« Il faut une prise de contrôle publique du système bancaire »

vendredi 24 août 2012.
 

par Jordi Escuer. Membre d’Izquierda Unida et de 
la plate-forme madrilène pour 
la nationalisation 
des caisses 
d’épargne, 
cet Espagnol se bat avec des associations, notamment pour 
la nationalisation
 de Bankia.

Comment est née 
la plate-forme 
et quels sont 
ses objectifs ?

Jordi Escuer. Elle est née en juin 2011, dans la communauté de Madrid, à l’initiative de membres d’Izquierda Unida, d’Attac, de représentants d’associations d’habitants et d’anciens conseillers de la Caja de Madrid, la caisse d’épargne régionale.
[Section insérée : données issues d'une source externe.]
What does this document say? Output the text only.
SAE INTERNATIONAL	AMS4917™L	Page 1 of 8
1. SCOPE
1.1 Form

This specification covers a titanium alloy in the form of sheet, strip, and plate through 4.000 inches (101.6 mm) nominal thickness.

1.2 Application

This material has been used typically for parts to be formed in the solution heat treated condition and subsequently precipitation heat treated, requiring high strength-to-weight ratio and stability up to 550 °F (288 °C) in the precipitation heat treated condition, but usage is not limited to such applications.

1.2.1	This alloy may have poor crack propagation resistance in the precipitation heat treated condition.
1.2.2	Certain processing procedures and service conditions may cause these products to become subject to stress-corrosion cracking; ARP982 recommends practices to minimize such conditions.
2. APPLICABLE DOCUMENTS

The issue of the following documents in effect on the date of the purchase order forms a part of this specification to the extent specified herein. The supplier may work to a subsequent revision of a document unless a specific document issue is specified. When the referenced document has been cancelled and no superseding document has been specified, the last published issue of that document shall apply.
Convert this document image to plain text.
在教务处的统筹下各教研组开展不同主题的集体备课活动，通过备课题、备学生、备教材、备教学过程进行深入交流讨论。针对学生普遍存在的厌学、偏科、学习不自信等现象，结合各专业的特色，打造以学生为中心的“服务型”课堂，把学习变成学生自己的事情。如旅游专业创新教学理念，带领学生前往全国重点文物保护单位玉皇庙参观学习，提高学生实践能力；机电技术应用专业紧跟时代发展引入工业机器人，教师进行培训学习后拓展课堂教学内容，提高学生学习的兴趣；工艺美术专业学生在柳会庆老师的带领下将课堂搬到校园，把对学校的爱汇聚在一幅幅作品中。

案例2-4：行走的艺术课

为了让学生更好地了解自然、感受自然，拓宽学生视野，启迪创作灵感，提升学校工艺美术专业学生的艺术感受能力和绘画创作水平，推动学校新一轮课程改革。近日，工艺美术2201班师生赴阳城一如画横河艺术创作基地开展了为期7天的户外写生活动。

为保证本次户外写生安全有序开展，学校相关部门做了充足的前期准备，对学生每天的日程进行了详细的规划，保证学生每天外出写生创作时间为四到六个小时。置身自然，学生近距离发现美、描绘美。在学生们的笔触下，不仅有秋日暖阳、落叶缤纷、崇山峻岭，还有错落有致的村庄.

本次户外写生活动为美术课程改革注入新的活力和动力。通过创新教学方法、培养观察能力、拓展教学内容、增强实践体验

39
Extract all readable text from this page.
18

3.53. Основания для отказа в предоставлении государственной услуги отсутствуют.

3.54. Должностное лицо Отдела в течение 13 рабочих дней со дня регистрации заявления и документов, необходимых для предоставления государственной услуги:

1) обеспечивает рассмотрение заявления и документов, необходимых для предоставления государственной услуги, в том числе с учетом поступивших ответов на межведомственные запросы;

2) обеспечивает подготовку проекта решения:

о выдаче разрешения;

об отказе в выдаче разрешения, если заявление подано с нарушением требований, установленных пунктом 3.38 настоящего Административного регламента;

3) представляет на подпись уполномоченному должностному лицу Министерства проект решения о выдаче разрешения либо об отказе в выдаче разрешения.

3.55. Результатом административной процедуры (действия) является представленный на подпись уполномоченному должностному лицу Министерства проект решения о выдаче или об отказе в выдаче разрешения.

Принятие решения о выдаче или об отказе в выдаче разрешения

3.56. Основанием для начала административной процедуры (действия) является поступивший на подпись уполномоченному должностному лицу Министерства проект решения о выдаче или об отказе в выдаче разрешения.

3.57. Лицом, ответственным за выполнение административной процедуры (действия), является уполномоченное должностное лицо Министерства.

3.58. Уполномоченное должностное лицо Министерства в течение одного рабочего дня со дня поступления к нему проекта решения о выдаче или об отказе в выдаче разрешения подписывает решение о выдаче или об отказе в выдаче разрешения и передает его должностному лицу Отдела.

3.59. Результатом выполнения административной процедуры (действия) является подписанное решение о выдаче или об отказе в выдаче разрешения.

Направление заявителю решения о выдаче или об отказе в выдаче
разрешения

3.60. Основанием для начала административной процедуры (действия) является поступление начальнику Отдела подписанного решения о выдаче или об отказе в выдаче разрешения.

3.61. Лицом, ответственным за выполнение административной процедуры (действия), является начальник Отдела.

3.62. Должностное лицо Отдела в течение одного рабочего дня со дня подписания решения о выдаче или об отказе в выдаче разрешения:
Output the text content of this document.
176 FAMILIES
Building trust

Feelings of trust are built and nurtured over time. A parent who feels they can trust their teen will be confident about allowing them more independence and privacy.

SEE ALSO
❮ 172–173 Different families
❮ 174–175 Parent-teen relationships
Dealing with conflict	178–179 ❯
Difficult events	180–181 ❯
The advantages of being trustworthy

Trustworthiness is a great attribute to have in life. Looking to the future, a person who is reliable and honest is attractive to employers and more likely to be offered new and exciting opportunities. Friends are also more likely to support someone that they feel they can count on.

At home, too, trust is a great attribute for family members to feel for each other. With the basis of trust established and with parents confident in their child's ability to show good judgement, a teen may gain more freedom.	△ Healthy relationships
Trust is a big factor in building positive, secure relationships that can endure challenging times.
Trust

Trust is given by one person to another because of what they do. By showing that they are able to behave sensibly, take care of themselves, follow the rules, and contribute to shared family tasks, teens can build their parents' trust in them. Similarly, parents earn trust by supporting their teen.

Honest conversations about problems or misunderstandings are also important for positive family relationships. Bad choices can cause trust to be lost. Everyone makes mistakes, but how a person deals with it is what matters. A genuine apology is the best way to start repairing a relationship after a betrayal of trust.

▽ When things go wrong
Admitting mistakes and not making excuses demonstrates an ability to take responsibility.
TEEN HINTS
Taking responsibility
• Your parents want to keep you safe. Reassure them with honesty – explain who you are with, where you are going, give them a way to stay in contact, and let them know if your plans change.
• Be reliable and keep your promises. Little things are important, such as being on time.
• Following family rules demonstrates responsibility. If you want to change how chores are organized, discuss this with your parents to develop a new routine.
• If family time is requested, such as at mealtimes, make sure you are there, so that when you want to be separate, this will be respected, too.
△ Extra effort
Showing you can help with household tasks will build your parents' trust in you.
Nous réclamons que l’ensemble des caisses d’épargne, qui représentent en Espagne la moitié du système de financement de l’économie, soient nationalisées au lieu de les privatiser. Dans notre région, nous demandons la nationalisation de la Caja de ­Madrid qui, avec six autres caisses, est devenue aujourd’hui Bankia, l’une des «  grandes stars  » de la crise financière espagnole.

Mais nationaliser Bankia, 
pour quoi faire ?

Jordi Escuer. Pour la transformer en banque publique, sous contrôle ­démocratique, et qu’elle puisse ­développer elle-même l’activité du secteur et des services publics, et s’attaquer au problème ­majeur de ­l’Espagne : 5,5 millions de ­travailleurs au chômage. Sans banque publique, on ne pourra pas engager une grande politique de création d’emplois.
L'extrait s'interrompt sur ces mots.